Butter - la recensione
Un cast d’eccezione per una delle più originali commedie americane dell’anno, presentata al Festival di Roma nella sezione Alice nella Città...
Due vite che si incrociano nell’Iowa: una è una bianchissima e ambiziosa moglie di mezza età di un campione di sculture di burro ormai prossimo al ritiro (nonostante lei sia contraria), l’altra è una ragazzina di colore di dieci anni che ha passato l’infanzia cambiando continuamente famiglia in affidamento e che ha forse appena trovato – finalmente - i genitori giusti per lei. Le due si contendono il primato nella nuova edizione del concorso per modellatori di burro. Hanno due caratteri e due vite alle spalle che più diverse non si può: come finirà il loro match?

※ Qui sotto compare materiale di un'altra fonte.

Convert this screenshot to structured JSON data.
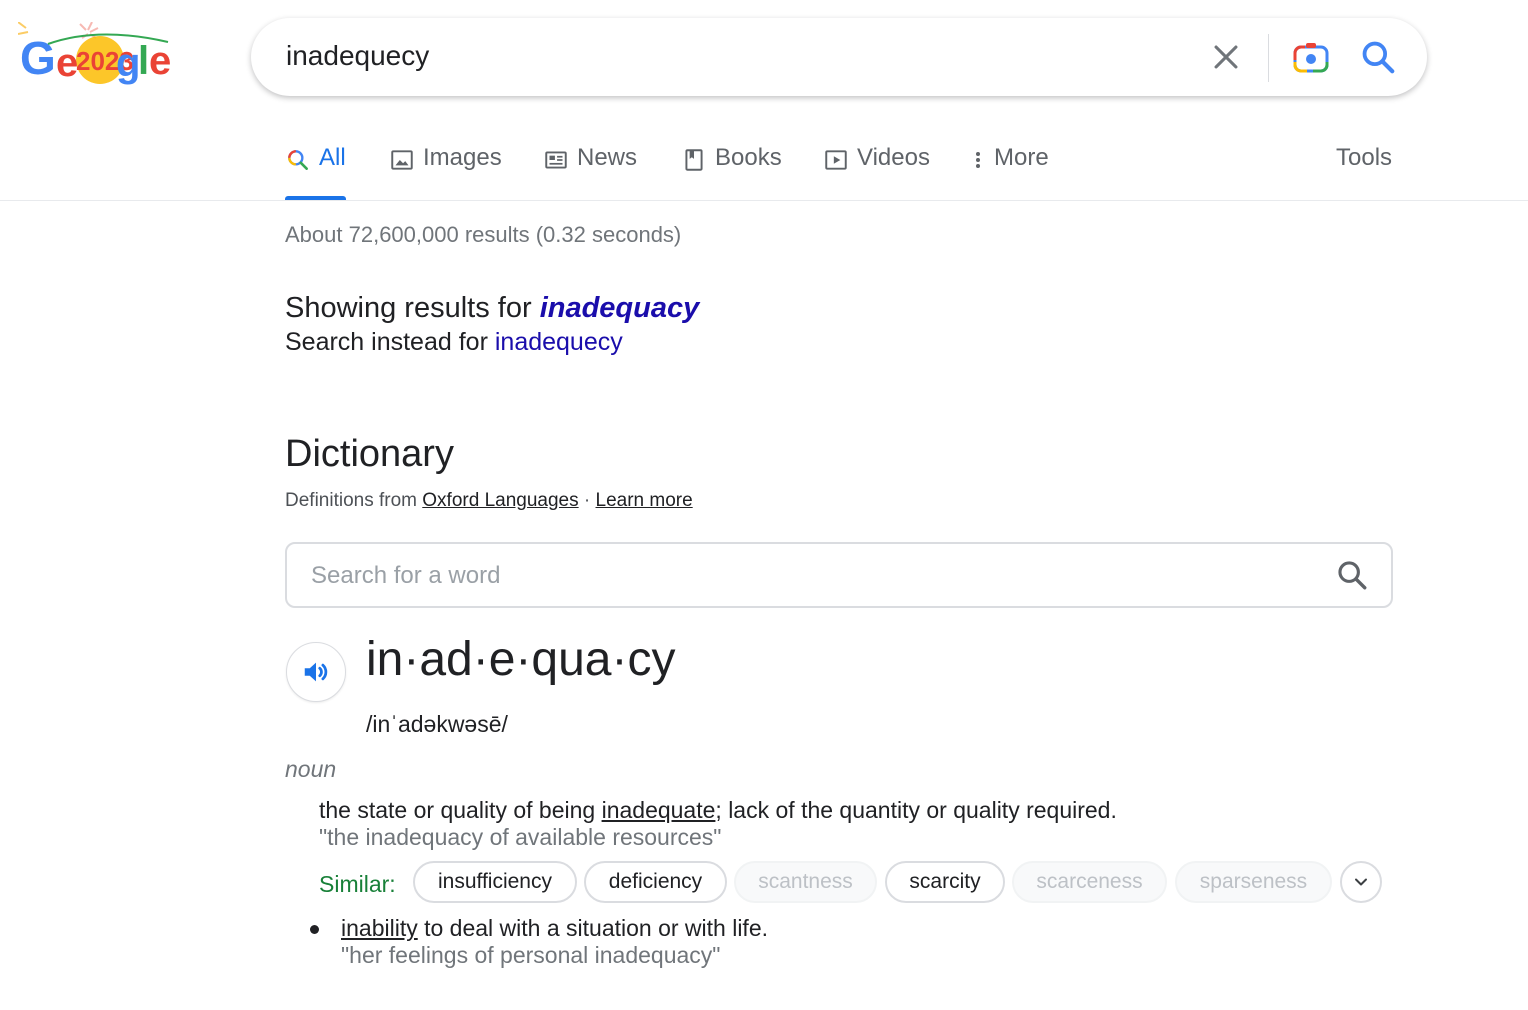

Seppure si tenti di fare satira sociale e politica con il continuo insistere sui cliché delle famiglie “conservatrici” della provincia americana fondate su religione, famiglia e malcelato razzismo, non si graffia mai a fondo proprio perché – volutamente - tutti i personaggi coinvolti, anche quelli “positivi” (come la bambina), sono troppo caricaturali per sembrare veri. E così Butter sembra più una versione iperlight di un lavoro alla Solondz che un’ironica commedia disimpegnata che cerca di veicolare qualcosa di serio attraverso il tono della commedia.